For these reasons and more, JTF-GTMO recommended that Rahabi be retained in US custody.
President Obama’s Guantanamo Review Task Force also determined that Rahabi was too dangerous to transfer.
The task force, which concluded its work in January 2010, recommended that Rahabi be held in “[c]ontinued detention pursuant to the  Authorization for Use of Military Force.”
A Periodic Review Board (PRB) established by the Obama administration reevaluated Rahabi’s case in early 2014. The PRB determined on Mar. 5, 2014 that “continued law of war detention of” Rahabi remained “necessary to protect against a continuing significant threat to the security of the United States.”
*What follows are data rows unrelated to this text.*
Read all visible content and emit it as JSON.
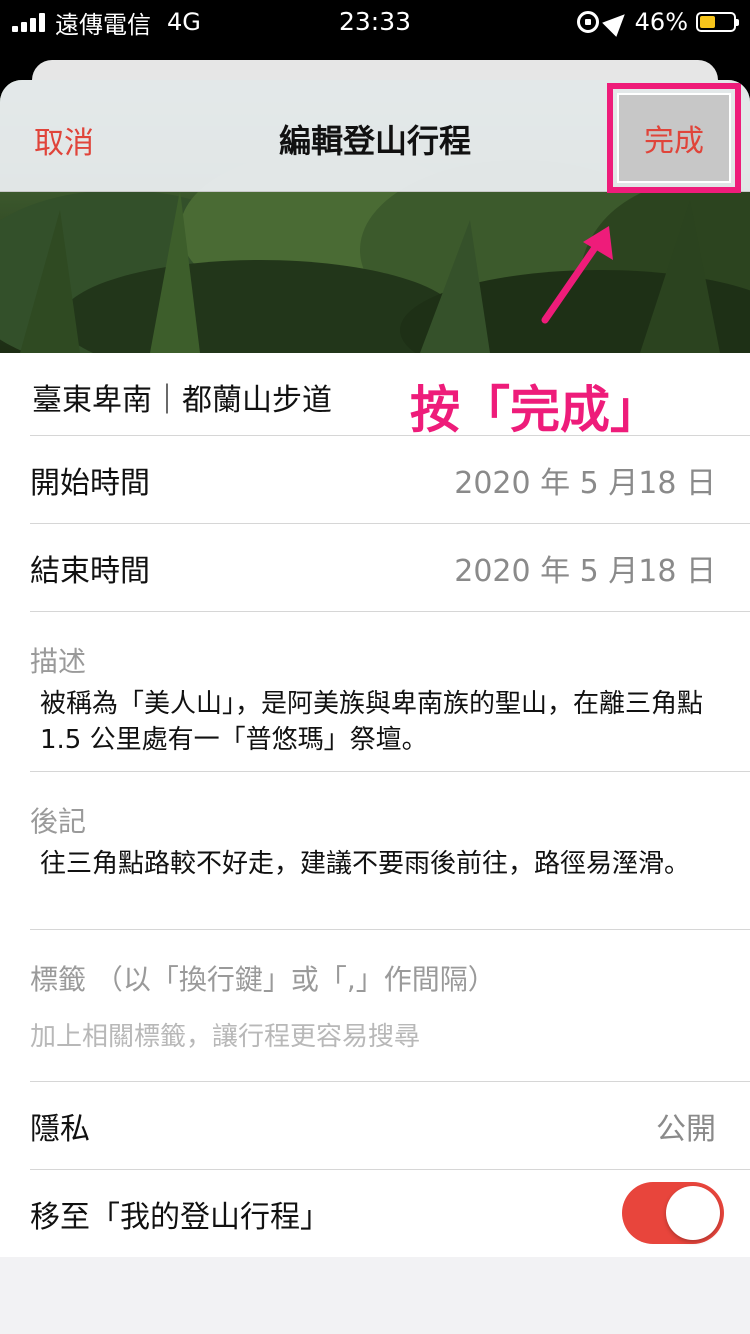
{
  "status_bar": {
    "carrier": "遠傳電信",
    "network": "4G",
    "time": "23:33",
    "battery": "46%",
    "battery_level": 0.46
  },
  "nav": {
    "cancel": "取消",
    "title": "編輯登山行程",
    "done": "完成"
  },
  "annotation": "按「完成」",
  "form": {
    "trip_title": "臺東卑南｜都蘭山步道",
    "start_label": "開始時間",
    "start_value": "2020 年 5 月18 日",
    "end_label": "結束時間",
    "end_value": "2020 年 5 月18 日",
    "description_label": "描述",
    "description": "被稱為「美人山」，是阿美族與卑南族的聖山，在離三角點1.5 公里處有一「普悠瑪」祭壇。",
    "notes_label": "後記",
    "notes": "往三角點路較不好走，建議不要雨後前往，路徑易溼滑。",
    "tags_label": "標籤 （以「換行鍵」或「,」作間隔）",
    "tags_placeholder": "加上相關標籤，讓行程更容易搜尋",
    "privacy_label": "隱私",
    "privacy_value": "公開",
    "move_label": "移至「我的登山行程」",
    "move_enabled": true
  },
  "colors": {
    "accent": "#e0443a",
    "highlight": "#ee1c7a",
    "toggle_on": "#e8453c"
  }
}
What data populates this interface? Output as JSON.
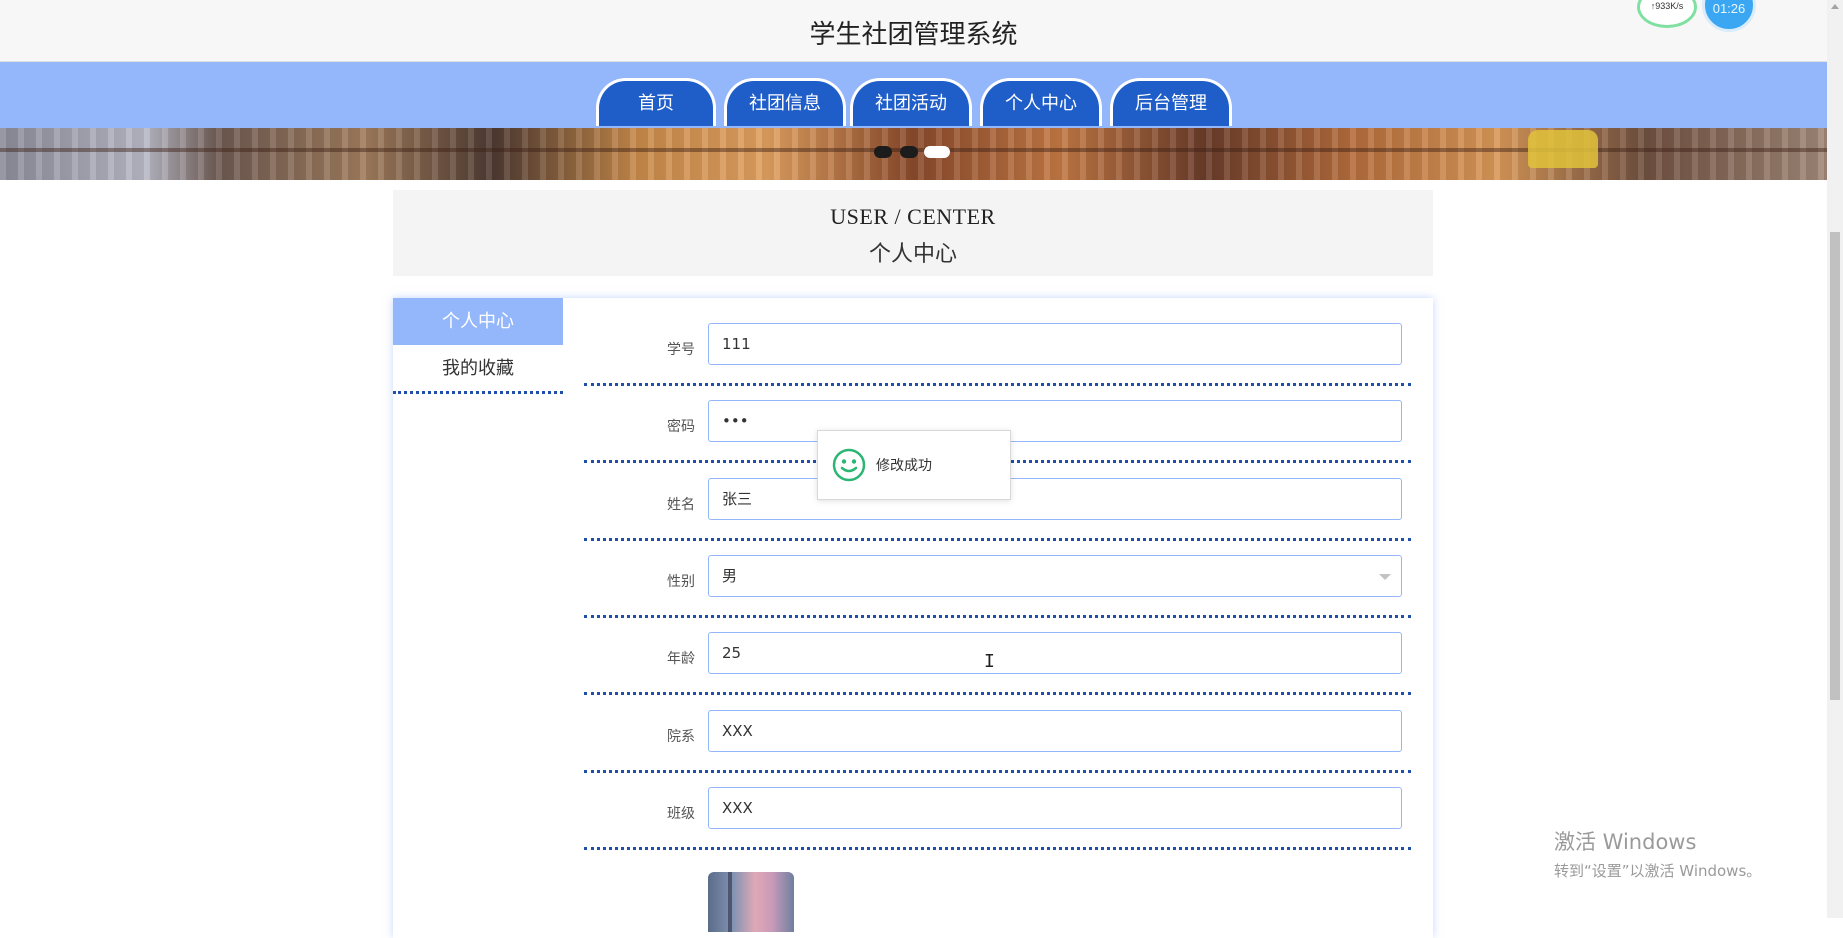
{
  "header": {
    "title": "学生社团管理系统",
    "net_speed": "↑933K/s",
    "clock": "01:26"
  },
  "nav": {
    "tabs": [
      {
        "label": "首页"
      },
      {
        "label": "社团信息"
      },
      {
        "label": "社团活动"
      },
      {
        "label": "个人中心"
      },
      {
        "label": "后台管理"
      }
    ]
  },
  "carousel": {
    "slide_count": 3,
    "active_index": 2
  },
  "section": {
    "title_en": "USER / CENTER",
    "title_cn": "个人中心"
  },
  "sidebar": {
    "items": [
      {
        "label": "个人中心",
        "active": true
      },
      {
        "label": "我的收藏",
        "active": false
      }
    ]
  },
  "form": {
    "fields": [
      {
        "label": "学号",
        "value": "111"
      },
      {
        "label": "密码",
        "value": "•••"
      },
      {
        "label": "姓名",
        "value": "张三"
      },
      {
        "label": "性别",
        "value": "男"
      },
      {
        "label": "年龄",
        "value": "25"
      },
      {
        "label": "院系",
        "value": "XXX"
      },
      {
        "label": "班级",
        "value": "XXX"
      }
    ]
  },
  "toast": {
    "message": "修改成功",
    "icon": "smiley-icon"
  },
  "watermark": {
    "line1": "激活 Windows",
    "line2": "转到“设置”以激活 Windows。"
  },
  "colors": {
    "nav_background": "#94b6fb",
    "tab_fill": "#1f5ec9",
    "divider": "#1f4fa8",
    "success_icon": "#2bb673"
  }
}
That is, the PRB concluded that Rahabi was too much of a risk to transfer as well, just as JTF-GTMO and President Obama’s task force had before hand. [See LWJ report, Review board rules against Guantanamo detainee.]
The PRB cited Rahabi’s “significant ties to” al Qaeda, “his past role as a bodyguard for” bin Laden, and prior relationship with the current amir of” al Qaeda in the Arabian Pensinula (AQAP). The head of AQAP at the time was Nasir al Wuhayshi, who once served as the aide-de-camp to bin Laden and became one of al Qaeda’s top leaders. Wuhayshi was subsequently killed in a US drone strike in early June 2015.
The PRB said that Rahabi’s “experience fighting on the frontlines, possible selection for a hijacking plot, and significant training” raised concerns. The “hijacking plot” mentioned is the same one described in JTF-GTMO’s threat assessment.
Rahabi’s fortunes changed just a few months later, however, when another PRB session concluded he could be transferred. In its Dec. 5, 2014 determination, which paved the way for Rahabi’s transfer to Montenegro, the PRB did not suddenly deem him to be an innocent. Instead, the PRB said it believed that “the risk the detainee presents can be adequately mitigated.”
The PRB acknowledged Rahabi’s “past terrorist-related activities and connections,” but essentially concluded that he could start a new life. The PRB said it “considered the deliberate efforts on the part of [Rahabi] and his family to address the concerns raised by the Board in the prior full review, particularly the Board’s concerns regarding his susceptibility to recruitment.”
His “immediate family…severed ties with his brother-in-law who is a prominent extremist,” the PRB wrote in its Dec. 2014 determination. The review board also credited Rahabi’s “increased candor and credibility” regarding “his acknowledgement of past mistakes,” “change in mindset,” as well as his “desire to reintegrate into society,” among other factors.
Rahabi’s willingness to relocate somewhere other than Ibb, Yemen, where he was born, helped as well. Ibb has a “degraded security environment,” the PRB noted.
After Rahabi’s transfer, 79 detainees remain at Guantanamo.